In other business, the group discussed preliminary job descriptions for an assistant Treasurer/Collector and assistant Town Accountant. These positions would replace the current financial assistant titles and would be a title and job description change rather than a personnel change. 

 

"We have too many high-level people doing too low-level work because we're not staffed enough in that level," Green said, noting the town expects the title changes to be ready to begin the next fiscal year. "A lot of those positions have been eliminated over the years. The work doesn't go away, but the work just gets kicked up." 

 

Town Accountant Crystal Wojcik said the new titles would allow the people in those positions to have more training opportunities and take on more responsibilities for the town. One example she gave is a conference from the state's Municipal Accountants and Auditors Association, which Financial Assistant Ashley Satko cannot currently attend. 

 

"I can go to that, but Ashley can't because her title is not Assistant Town Accountant," she said. "You either have to be a Town Accountant or an Assistant Town Accountant.
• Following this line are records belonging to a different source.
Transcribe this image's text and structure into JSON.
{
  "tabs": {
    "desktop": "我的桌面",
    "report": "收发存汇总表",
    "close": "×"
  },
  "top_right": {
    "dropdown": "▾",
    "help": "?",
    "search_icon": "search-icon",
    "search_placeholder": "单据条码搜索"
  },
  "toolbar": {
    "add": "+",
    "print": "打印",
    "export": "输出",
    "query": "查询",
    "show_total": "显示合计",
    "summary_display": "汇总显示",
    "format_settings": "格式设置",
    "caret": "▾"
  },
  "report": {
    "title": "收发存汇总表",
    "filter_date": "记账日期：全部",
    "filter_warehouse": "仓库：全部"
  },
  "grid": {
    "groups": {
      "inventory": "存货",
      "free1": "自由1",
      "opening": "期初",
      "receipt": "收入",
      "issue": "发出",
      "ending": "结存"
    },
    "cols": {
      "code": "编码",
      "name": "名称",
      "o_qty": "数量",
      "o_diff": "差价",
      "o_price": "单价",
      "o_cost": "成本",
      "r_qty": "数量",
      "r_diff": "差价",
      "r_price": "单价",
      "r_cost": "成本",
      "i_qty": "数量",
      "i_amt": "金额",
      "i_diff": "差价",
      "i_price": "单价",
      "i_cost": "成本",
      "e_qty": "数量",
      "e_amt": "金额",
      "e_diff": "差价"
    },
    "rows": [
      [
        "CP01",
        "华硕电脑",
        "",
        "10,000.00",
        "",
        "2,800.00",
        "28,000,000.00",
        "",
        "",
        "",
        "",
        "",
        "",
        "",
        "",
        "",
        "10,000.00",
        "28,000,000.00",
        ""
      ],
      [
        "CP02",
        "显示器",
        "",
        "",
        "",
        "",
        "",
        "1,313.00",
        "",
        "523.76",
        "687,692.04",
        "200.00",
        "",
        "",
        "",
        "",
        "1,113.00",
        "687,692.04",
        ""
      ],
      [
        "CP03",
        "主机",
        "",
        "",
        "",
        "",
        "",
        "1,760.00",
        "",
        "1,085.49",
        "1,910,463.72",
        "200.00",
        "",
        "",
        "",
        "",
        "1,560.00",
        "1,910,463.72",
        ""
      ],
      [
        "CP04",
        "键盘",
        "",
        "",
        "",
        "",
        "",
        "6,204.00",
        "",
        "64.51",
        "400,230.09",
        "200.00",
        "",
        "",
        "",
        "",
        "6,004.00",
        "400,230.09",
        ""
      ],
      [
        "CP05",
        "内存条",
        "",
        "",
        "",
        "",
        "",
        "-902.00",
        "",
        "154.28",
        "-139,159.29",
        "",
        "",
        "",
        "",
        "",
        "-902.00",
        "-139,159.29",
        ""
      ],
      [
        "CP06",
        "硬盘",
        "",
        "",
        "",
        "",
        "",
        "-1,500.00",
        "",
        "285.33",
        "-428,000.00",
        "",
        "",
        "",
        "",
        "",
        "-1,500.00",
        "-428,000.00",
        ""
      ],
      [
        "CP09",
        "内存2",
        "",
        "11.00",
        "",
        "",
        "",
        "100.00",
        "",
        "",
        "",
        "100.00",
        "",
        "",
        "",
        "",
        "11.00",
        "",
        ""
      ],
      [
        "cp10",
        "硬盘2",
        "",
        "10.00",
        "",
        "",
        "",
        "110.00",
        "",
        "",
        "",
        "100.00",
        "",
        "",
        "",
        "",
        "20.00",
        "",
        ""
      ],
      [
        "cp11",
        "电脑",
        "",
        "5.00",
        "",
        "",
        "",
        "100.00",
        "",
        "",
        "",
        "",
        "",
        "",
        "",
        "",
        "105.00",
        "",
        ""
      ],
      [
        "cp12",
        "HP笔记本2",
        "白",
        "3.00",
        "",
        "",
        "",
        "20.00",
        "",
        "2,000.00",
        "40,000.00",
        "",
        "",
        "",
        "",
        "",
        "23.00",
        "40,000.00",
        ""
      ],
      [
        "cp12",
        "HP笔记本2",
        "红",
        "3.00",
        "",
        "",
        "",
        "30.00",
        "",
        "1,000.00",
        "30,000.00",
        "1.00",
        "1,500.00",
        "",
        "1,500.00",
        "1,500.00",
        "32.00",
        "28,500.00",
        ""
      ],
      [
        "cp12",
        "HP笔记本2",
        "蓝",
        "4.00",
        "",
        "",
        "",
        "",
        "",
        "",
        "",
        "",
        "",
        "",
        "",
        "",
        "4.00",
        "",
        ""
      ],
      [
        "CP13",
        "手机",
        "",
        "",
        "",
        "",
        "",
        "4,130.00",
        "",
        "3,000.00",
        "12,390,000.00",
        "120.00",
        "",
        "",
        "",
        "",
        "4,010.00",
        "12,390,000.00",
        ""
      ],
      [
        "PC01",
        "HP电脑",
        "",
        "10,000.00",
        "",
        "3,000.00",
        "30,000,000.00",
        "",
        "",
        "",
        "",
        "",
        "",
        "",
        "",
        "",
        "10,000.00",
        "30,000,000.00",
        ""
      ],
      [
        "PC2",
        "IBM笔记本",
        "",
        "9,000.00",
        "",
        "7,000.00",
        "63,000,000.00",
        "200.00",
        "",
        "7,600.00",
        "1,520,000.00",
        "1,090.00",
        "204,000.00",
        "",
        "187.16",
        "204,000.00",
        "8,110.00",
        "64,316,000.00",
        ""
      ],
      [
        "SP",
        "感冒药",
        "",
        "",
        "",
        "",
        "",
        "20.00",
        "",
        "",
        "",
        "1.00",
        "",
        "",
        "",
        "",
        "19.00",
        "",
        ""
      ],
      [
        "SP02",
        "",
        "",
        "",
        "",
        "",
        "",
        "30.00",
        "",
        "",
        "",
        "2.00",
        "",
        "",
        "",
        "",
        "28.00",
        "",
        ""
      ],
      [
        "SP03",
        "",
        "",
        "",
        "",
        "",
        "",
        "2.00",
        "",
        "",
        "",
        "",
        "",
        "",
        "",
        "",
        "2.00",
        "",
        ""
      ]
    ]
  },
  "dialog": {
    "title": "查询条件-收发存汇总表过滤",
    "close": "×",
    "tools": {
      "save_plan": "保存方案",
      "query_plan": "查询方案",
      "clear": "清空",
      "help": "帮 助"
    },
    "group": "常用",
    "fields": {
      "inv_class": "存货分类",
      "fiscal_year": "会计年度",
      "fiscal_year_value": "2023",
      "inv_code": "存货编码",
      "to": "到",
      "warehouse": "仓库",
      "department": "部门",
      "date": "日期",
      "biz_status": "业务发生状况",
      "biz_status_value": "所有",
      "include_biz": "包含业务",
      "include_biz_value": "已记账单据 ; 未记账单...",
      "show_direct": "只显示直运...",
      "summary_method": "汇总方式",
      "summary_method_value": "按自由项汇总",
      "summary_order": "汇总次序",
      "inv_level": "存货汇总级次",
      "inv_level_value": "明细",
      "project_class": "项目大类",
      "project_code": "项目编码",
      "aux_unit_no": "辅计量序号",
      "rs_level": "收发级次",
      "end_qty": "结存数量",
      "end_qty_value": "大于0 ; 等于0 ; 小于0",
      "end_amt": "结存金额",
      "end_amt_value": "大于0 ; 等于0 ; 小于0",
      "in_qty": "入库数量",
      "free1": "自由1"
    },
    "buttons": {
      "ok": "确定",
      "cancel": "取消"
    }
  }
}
I believe the same rules go for the treasurer's association." 

 

Another new position the group discussed was assistant director of Community Development. Rebecca Furgeson, the current program manager for the department, would take on the new role. 

 

"[Rebecca] has a very unique skill set with project management that I can't replicate. And she has capacity to take on additional work," said Community Development Director Eammon Coughlin. "We've had incredibly good luck with grants over the past year. I think we've gotten basically everything we've apply for it, and so there's a need to have a good set of eyes and sound judgment in terms of managing those projects." 

 

The committee also discussed the part-time administrative assistant for Inspectional Services. Green said he is hopeful the position could eventually become full-time, but budget considerations do not currently allow it.  

 

  • The committee discussed a potential code of conduct for town employees and others involved in town business. Board Vice-chair Christine Hoyt said she researched conduct policies for other communities and wants to do more work to update those policies in Adams. 

 

"I'd like to explore this more and come forward with a code of conduct that is all-encompassing," she said. "... We hold our employees to a standard, but we haven't necessarily put a standard of conduct in place for elected officials for the public." 

 

Green said the current provisions for the town only apply to town employees, not elected or other officials.